Enfin un peu d'air
Audio original de l'émission.
Transcription Whisper (large-v3), avec identification des locuteurs. À recouper avec la source d'origine.
6h57 sur France Culture, et c'est l'heure de votre humeur du jour, Astrid, et ce matin, de l'air, de l'air. L'expression n'a jamais aussi bien porté son nom. Enfin un peu d'air, on a suffoqué, la température est un peu retombée, on respire. Il ne faudra toutefois pas oublier la canicule de 2026, comme on a zappé trop vite celle de mai dernier et toutes celles à venir. Quand on commence à prendre un sujet à bras le corps, on compte nos morts. C'est ce qu'ont fait les féministes pendant des années, dans leurs coins, avant d'être prises au sérieux et d'imposer leur décompte des féminicides et leur vocabulaire.

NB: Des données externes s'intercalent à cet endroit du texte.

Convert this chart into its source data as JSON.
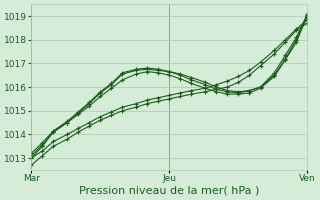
{
  "bg_color": "#d5edd8",
  "plot_bg_color": "#d5edd8",
  "grid_color": "#aacaaa",
  "line_color": "#1a5c1a",
  "xlabel": "Pression niveau de la mer( hPa )",
  "xtick_labels": [
    "Mar",
    "Jeu",
    "Ven"
  ],
  "xtick_positions": [
    0.0,
    0.5,
    1.0
  ],
  "ylim": [
    1012.5,
    1019.5
  ],
  "yticks": [
    1013,
    1014,
    1015,
    1016,
    1017,
    1018,
    1019
  ],
  "xlabel_fontsize": 8,
  "tick_fontsize": 6.5,
  "series": [
    {
      "x": [
        0.0,
        0.04,
        0.08,
        0.13,
        0.17,
        0.21,
        0.25,
        0.29,
        0.33,
        0.38,
        0.42,
        0.46,
        0.5,
        0.54,
        0.58,
        0.63,
        0.67,
        0.71,
        0.75,
        0.79,
        0.83,
        0.88,
        0.92,
        0.96,
        1.0
      ],
      "y": [
        1012.7,
        1013.1,
        1013.5,
        1013.8,
        1014.1,
        1014.35,
        1014.6,
        1014.8,
        1015.0,
        1015.15,
        1015.3,
        1015.4,
        1015.5,
        1015.6,
        1015.7,
        1015.8,
        1015.9,
        1016.0,
        1016.2,
        1016.5,
        1016.9,
        1017.4,
        1017.9,
        1018.4,
        1018.7
      ]
    },
    {
      "x": [
        0.0,
        0.04,
        0.08,
        0.13,
        0.17,
        0.21,
        0.25,
        0.29,
        0.33,
        0.38,
        0.42,
        0.46,
        0.5,
        0.54,
        0.58,
        0.63,
        0.67,
        0.71,
        0.75,
        0.79,
        0.83,
        0.88,
        0.92,
        0.96,
        1.0
      ],
      "y": [
        1013.0,
        1013.3,
        1013.7,
        1014.0,
        1014.25,
        1014.5,
        1014.75,
        1014.95,
        1015.15,
        1015.3,
        1015.45,
        1015.55,
        1015.65,
        1015.75,
        1015.85,
        1015.95,
        1016.1,
        1016.25,
        1016.45,
        1016.7,
        1017.05,
        1017.55,
        1018.0,
        1018.45,
        1018.85
      ]
    },
    {
      "x": [
        0.0,
        0.04,
        0.08,
        0.13,
        0.17,
        0.21,
        0.25,
        0.29,
        0.33,
        0.38,
        0.42,
        0.46,
        0.5,
        0.54,
        0.58,
        0.63,
        0.67,
        0.71,
        0.75,
        0.79,
        0.83,
        0.88,
        0.92,
        0.96,
        1.0
      ],
      "y": [
        1013.0,
        1013.5,
        1014.1,
        1014.5,
        1014.9,
        1015.3,
        1015.75,
        1016.1,
        1016.55,
        1016.7,
        1016.75,
        1016.7,
        1016.65,
        1016.55,
        1016.4,
        1016.2,
        1016.0,
        1015.85,
        1015.8,
        1015.85,
        1016.0,
        1016.5,
        1017.2,
        1018.0,
        1019.0
      ]
    },
    {
      "x": [
        0.0,
        0.04,
        0.08,
        0.13,
        0.17,
        0.21,
        0.25,
        0.29,
        0.33,
        0.38,
        0.42,
        0.46,
        0.5,
        0.54,
        0.58,
        0.63,
        0.67,
        0.71,
        0.75,
        0.79,
        0.83,
        0.88,
        0.92,
        0.96,
        1.0
      ],
      "y": [
        1013.1,
        1013.55,
        1014.1,
        1014.5,
        1014.85,
        1015.2,
        1015.6,
        1015.95,
        1016.3,
        1016.55,
        1016.65,
        1016.6,
        1016.5,
        1016.35,
        1016.15,
        1015.95,
        1015.8,
        1015.7,
        1015.7,
        1015.75,
        1015.95,
        1016.45,
        1017.15,
        1017.9,
        1019.05
      ]
    },
    {
      "x": [
        0.0,
        0.04,
        0.08,
        0.13,
        0.17,
        0.21,
        0.25,
        0.29,
        0.33,
        0.38,
        0.42,
        0.46,
        0.5,
        0.54,
        0.58,
        0.63,
        0.67,
        0.71,
        0.75,
        0.79,
        0.83,
        0.88,
        0.92,
        0.96,
        1.0
      ],
      "y": [
        1013.2,
        1013.65,
        1014.15,
        1014.55,
        1014.95,
        1015.35,
        1015.8,
        1016.15,
        1016.6,
        1016.75,
        1016.8,
        1016.75,
        1016.65,
        1016.5,
        1016.3,
        1016.1,
        1015.9,
        1015.8,
        1015.75,
        1015.85,
        1016.0,
        1016.6,
        1017.35,
        1018.1,
        1019.1
      ]
    }
  ],
  "vlines": [
    0.0,
    0.5,
    1.0
  ]
}
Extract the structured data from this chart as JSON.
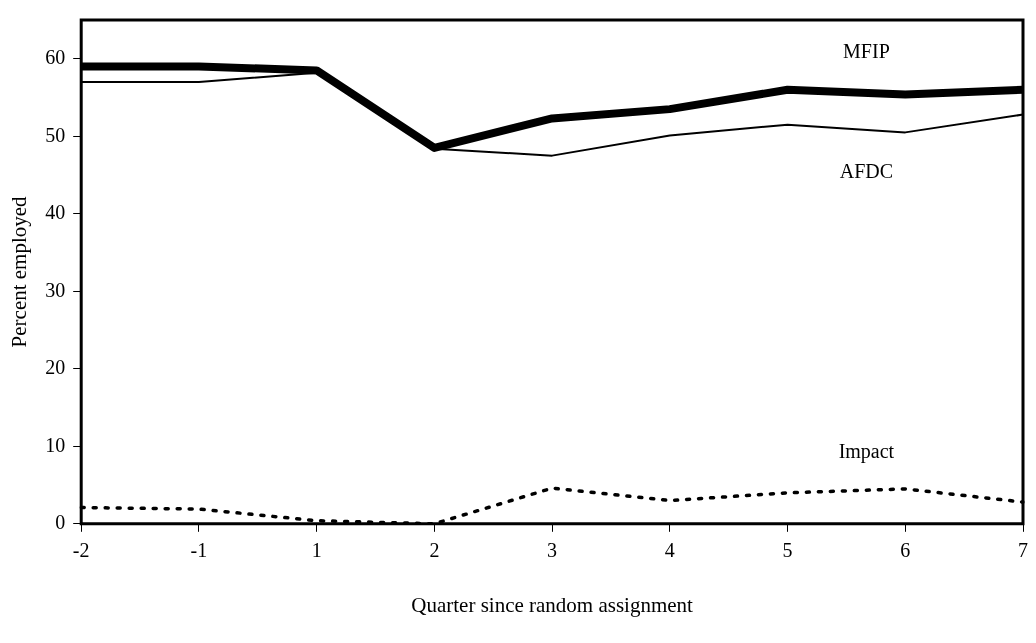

Comptez nos morts, c'est désormais le bilan à tirer pour les autorités et la presse, qui va chercher les informations au compte-gouttes afin de les rassembler, d'en tirer du sens et de prouver. Prouver que le dérèglement climatique tue déjà sous nos yeux. Mais ne vous méprenez pas beaucoup, n'y crois toujours pas. Ils ne nous aideront pas. Trop occupés au déni pour éviter de se culpabiliser par paresse intellectuelle ou paresse d'action, peu importe les raisons. Comptez les morts, par où commencer ? Il faut du temps, on n'est pas sûr. L'atroce délai, mourir de chaud, l'insupportable raison. On croirait mourir de rire, tout était pourtant si prévisible.
1000 décès de plus que la normale depuis mercredi selon Santé publique France. 109 morts en 24 heures recensées par le SAMU parisien au lieu de 7 à la même époque l'an dernier. 74 noyades en 10 jours. Ne pas oublier, tirer les leçons, agir, se souvenir. L'eau du robinet était chaude alors qu'elle devait être froide. Les gels douche, brûlant. Les bougies aussi ont fondu. L'œuf, il a cuit sur une poêle posée dans la cour de récré. Les couvertures de survie aux fenêtres des écoles et des maisons, néo-gilets jaunes de la crise caniculaire. Et les sensations d'étouffement, d'angoisse, de malaise, de vomissement à tous les âges. Irritabilité, peur de mourir, agressivité.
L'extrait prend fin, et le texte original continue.